Selon M. Jeong, les dirigeants nord-coréens veulent en profiter pour normaliser leurs rapports avec les États-Unis ; d’autant que les aides soviétiques se sont volatilisées avec l’URSS. En janvier 1992, assure-t-il, « Kim Il-sung envoie son propre secrétaire au siège de l’ONU à New York pour une rencontre secrète avec un émissaire américain, porteur d’un seul message : “Nous renonçons à réclamer le retrait des troupes américaines du Sud ; en contrepartie, vous garantissez que vous ne remettrez pas en cause l’existence de notre pays.”

George Bush père répondra à l’offre par le silence. C’est à ce moment que Kim Il-sung lance sa politique nucléaire, convaincu que Washington veut rayer la RPDC de la carte ». Ce qui n’était pas entièrement faux. Comme tout Sud-Coréen, M. Jeong désapprouve ce recours au nucléaire, mais il insiste sur l’ordre des responsabilités, contredisant l’histoire officielle : Washington jette de l’huile sur le feu ; Pyongyang réagit.

A Séoul, le successeur de M. Roh, Kim Young-sam, est persuadé, à l’instar du président américain, que le Nord communiste va s’effondrer, comme l’Allemagne de l’Est en son temps. Il cadenasse toutes les issues afin de précipiter sa perte. La RPDC, elle, connaît une période de famine dans la seconde moitié de la décennie 1990, qui fait près d’un million de morts et dont les séquelles se font sentir jusqu’aujourd’hui [3]. Mais la dure répression et les réflexes nationalistes de sa population l’empêcheront de voler en éclats.

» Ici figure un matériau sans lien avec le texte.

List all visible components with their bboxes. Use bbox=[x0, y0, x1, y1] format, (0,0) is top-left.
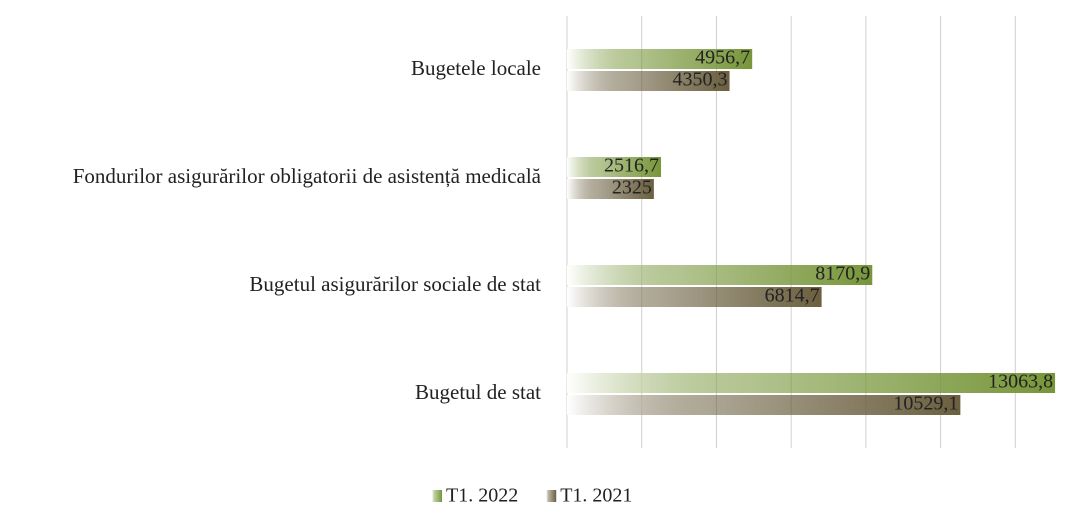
y-tick-label: Bugetele locale bbox=[411, 56, 541, 80]
value-label: 2516,7 bbox=[604, 155, 659, 177]
legend-swatch bbox=[432, 490, 442, 502]
legend-label: T1. 2022 bbox=[446, 485, 518, 507]
bar bbox=[567, 157, 662, 177]
bar bbox=[567, 265, 873, 285]
y-tick-label: Bugetul asigurărilor sociale de stat bbox=[249, 272, 541, 296]
bar bbox=[567, 395, 961, 415]
bar bbox=[567, 179, 654, 199]
legend-label: T1. 2021 bbox=[560, 485, 632, 507]
legend-swatch bbox=[546, 490, 557, 502]
y-tick-label: Bugetul de stat bbox=[415, 380, 541, 404]
value-label: 2325 bbox=[612, 177, 652, 199]
y-tick-label: Fondurilor asigurărilor obligatorii de a… bbox=[73, 164, 542, 188]
value-label: 13063,8 bbox=[988, 371, 1053, 393]
bar bbox=[567, 49, 753, 69]
bar bbox=[567, 287, 822, 307]
value-label: 6814,7 bbox=[765, 285, 820, 307]
value-label: 10529,1 bbox=[893, 393, 958, 415]
bar bbox=[567, 71, 730, 91]
value-label: 8170,9 bbox=[815, 263, 870, 285]
value-label: 4350,3 bbox=[673, 69, 728, 91]
value-label: 4956,7 bbox=[695, 47, 750, 69]
bar bbox=[567, 373, 1056, 393]
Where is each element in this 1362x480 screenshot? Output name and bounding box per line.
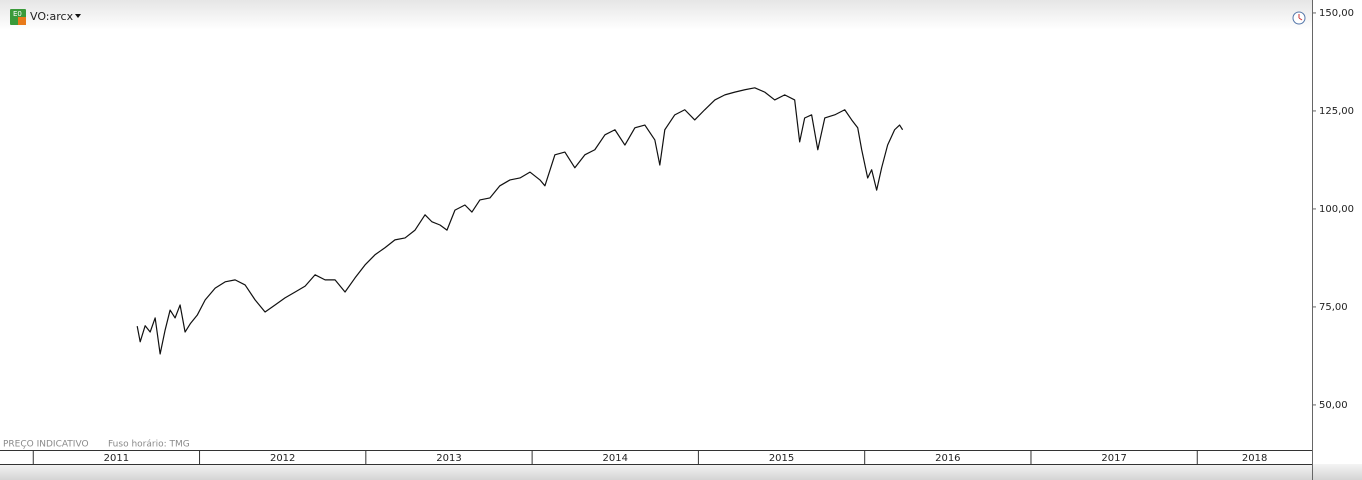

La légende assure que le blocus a été brisé en 1998, quand Chung Ju-yung, le fondateur de Hyundai, l’un des plus puissants chaebol (conglomérats) sud-coréens, franchit la frontière à la tête d’un troupeau de mille vaches, symbole de l’aide humanitaire, avant de rencontrer le président nord-coréen. Mais la grande percée sera la poignée de main historique entre Kim Jong-il (Nord) et Kim Dae-jung (Sud), en juin 2000. S’ouvre alors une décennie de dialogue et d’échanges : ouverture d’un site touristique au mont Kumgang (2003) et d’une zone industrielle à Kaesong, en territoire nord-coréen, avec des entreprises sud-coréennes (2004) ; reconnexion, sous surveillance, de quelques liaisons ferroviaires et routières (2007), etc.

Cette sunshine policy (« politique du rayon de soleil »), ainsi baptisée par Kim Dae-jung en référence à la fable d’Ésope Le Soleil et le Vent, a connu bien des orages, alimentés par les surenchères nucléaires de Pyongyang (trois essais depuis 2006), les intransigeances américaines, l’ambiguïté chinoise. Elle a complètement sombré avec l’arrivée en 2008 du président conservateur sud-coréen Lee Myung-bak, qui fait le choix de la confrontation. Seul vestige de cette décennie prometteuse : le complexe de Kaesong.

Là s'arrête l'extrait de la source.